Port and porter venison

  • Serves six (leftovers can be frozen)
  • 1.5 kg cubed and trimmed venison
  • 500 ml good dark porter beer
  • 250 ml port
  • A 350-500g jar of picked walnuts (drained)
  • 2 chopped cooking onions
  • 50-75g wild mushrooms, (Cep Chanterelles etc.) If unavailable, then chestnut mushrooms are fine
  • 1 large, crushed clove of garlic
  • 3 bay leaves
  • A few twigs of thyme
  • 1 teaspoon of juniper berries
  • 2 tablespoons of well-seasoned flour for thickening
  • Butter and cooking oil (equal amounts, just add as needed)

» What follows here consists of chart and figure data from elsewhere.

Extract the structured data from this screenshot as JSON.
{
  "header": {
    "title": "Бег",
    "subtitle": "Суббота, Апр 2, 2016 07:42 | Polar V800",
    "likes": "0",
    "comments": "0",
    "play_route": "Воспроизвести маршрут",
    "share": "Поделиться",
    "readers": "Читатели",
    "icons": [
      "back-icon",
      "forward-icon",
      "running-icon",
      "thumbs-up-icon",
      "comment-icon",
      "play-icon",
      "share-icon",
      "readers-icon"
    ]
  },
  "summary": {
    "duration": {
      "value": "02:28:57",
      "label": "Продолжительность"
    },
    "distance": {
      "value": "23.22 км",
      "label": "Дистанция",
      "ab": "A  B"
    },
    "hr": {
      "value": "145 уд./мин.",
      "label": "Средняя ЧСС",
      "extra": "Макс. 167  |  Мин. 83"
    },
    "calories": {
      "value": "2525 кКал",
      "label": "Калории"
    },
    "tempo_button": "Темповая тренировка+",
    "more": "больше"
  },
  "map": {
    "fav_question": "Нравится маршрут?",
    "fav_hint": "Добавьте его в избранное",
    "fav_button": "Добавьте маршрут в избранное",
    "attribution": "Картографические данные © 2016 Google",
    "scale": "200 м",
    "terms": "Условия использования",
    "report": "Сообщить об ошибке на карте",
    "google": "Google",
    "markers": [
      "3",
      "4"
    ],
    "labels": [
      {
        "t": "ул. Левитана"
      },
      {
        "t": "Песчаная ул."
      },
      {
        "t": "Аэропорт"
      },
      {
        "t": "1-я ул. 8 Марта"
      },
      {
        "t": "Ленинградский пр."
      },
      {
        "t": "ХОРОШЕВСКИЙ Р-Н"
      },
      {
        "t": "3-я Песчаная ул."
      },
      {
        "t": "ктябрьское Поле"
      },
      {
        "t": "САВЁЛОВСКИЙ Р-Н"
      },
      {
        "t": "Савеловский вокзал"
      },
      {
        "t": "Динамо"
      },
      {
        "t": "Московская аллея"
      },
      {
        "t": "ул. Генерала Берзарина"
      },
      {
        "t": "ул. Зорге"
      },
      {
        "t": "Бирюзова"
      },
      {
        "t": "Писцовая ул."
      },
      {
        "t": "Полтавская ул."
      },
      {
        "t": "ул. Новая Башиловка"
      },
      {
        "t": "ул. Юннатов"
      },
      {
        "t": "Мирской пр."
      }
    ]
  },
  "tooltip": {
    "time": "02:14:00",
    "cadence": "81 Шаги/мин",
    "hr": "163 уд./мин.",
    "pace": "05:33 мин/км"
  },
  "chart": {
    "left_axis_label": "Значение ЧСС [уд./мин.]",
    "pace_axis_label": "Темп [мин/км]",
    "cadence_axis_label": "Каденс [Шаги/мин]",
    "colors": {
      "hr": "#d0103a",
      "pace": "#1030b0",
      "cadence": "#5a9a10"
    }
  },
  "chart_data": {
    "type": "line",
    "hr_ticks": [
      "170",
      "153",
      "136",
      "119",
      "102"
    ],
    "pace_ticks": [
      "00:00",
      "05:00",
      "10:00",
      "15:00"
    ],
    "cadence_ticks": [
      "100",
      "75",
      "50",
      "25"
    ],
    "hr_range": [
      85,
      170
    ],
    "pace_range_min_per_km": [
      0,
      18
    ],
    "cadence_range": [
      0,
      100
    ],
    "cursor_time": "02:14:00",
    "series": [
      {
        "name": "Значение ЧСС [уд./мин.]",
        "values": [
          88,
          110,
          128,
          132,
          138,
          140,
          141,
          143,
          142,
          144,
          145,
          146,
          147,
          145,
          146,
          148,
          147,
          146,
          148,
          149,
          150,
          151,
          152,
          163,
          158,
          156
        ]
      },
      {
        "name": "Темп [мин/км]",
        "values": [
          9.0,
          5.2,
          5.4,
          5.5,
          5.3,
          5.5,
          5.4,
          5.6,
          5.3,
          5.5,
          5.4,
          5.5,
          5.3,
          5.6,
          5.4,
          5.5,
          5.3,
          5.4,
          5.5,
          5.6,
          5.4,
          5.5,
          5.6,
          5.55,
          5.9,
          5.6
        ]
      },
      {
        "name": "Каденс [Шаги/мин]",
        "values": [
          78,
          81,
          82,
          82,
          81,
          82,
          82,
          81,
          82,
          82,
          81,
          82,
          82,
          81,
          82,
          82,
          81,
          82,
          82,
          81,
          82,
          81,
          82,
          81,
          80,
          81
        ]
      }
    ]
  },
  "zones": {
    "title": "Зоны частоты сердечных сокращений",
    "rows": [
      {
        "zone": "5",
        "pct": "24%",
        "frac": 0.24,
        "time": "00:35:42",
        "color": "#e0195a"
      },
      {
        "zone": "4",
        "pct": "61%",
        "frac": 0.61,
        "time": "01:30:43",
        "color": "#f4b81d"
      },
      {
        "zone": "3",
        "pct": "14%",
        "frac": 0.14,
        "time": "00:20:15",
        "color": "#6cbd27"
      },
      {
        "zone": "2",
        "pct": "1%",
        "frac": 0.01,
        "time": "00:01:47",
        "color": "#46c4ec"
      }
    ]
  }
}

  1. Marinade the venison in the port and porter overnight, or for several hours, with the bay leaves thyme and juniper berries.
  2. Drain but keep the liquid aside.
  3. Dust the cubed venison in the flour mixture
  4. Brown off the venison in a large heavy casserole dish in batches using some of the butter and oil. Tip: put the browned venison on a plate as you go and don’t worry about the flour sticking to the pan.
  5. With the remainder of the oil/butter, soften the onions and add the mushrooms and garlic in the same pan creating a floury/buttery/oil mixture
  6. Add the marinade with the herbs and the venison.
  7. Bring to the boil on the hob then cover and cook for 1-1.5 hours in a medium oven, gas mark 3/4 (165 degrees Celsius).
  8. Give it a good stir and if needed, you may want to thicken and season to taste.
  9. Add the pickled walnuts and cook for another hour or so.

We are really dealing with the “heavy engineering” of cookery here. The timings can allow for longer if needed, and don’t get too precious about exact quantities either: it’s hard to ruin this dish!

  1. Before serving, pick out the thyme stalks and pull through a fork to release the leaves back into the casserole.
  2. Ideally serve with creamy mashed potatoes and some braised red cabbage.